Sirocco stopped swaying his head and looked toward the writing desk, where Anemo was typing at a frightening speed.

—"Ab-sent?" he meowed sadly. "How do you mean absent when he’s right there on the chair?"

Aeolus: "Being absent, little one, means your body is in one place, but your mind is gone somewhere else. It's as if Anemo has moved entirely onto the street in his story, Hunters Run, and forgotten that here, on Ether Drive, our tummies have started singing from hunger."

Mistral, who was sitting on the windowsill looking with disdain at the open door, meowed with a hungry arrogance.

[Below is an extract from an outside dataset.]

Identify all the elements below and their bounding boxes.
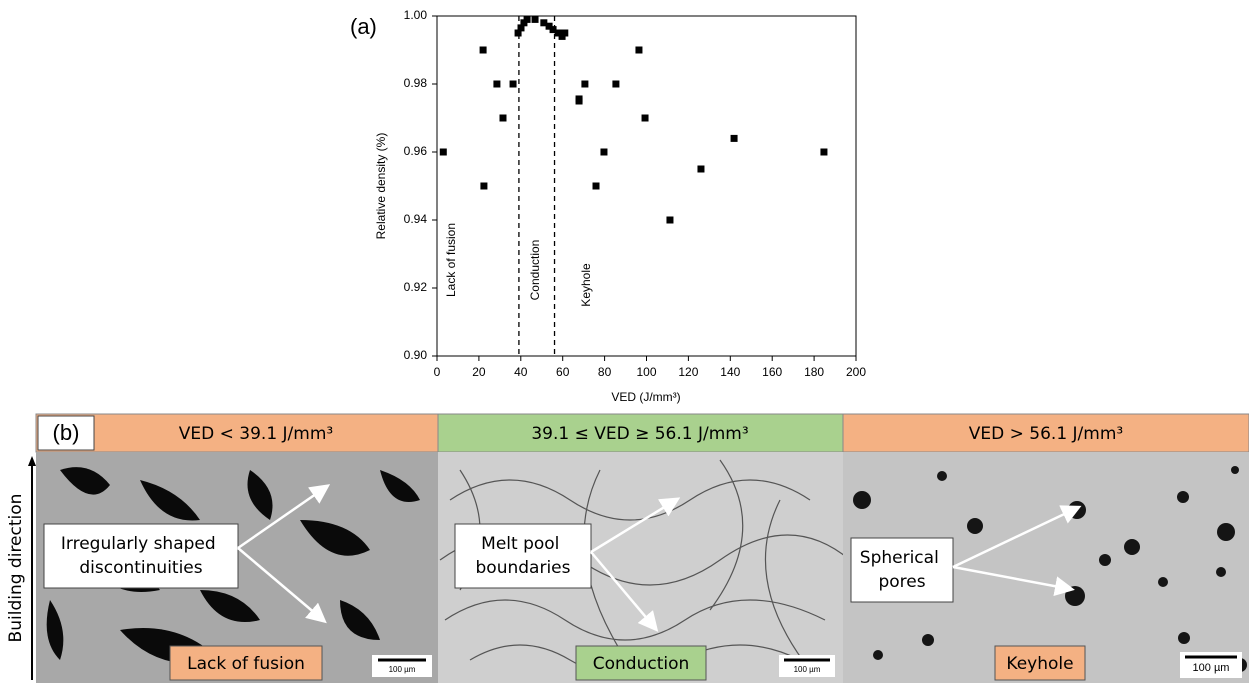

"Inacceptable!" he said, thumping his black tail against the radiator. A knight like me cannot wait for a writer suffering from temporary amnesia!"

Sirocco pricked up his ears:

"Aeolus... What is am-ne-sia? Is Mistral sick with something serious?"

"Anemo has lunchtime amnesia right now: he forgot we exist."

Sirocco looked at the open door, then at the package of pies left by Mrs. Gale on the table.

"Aeolus... if he is ab-sent, does that mean the pies belong to nobody? Can we... investigate them a little, just a very little bit? Can we?"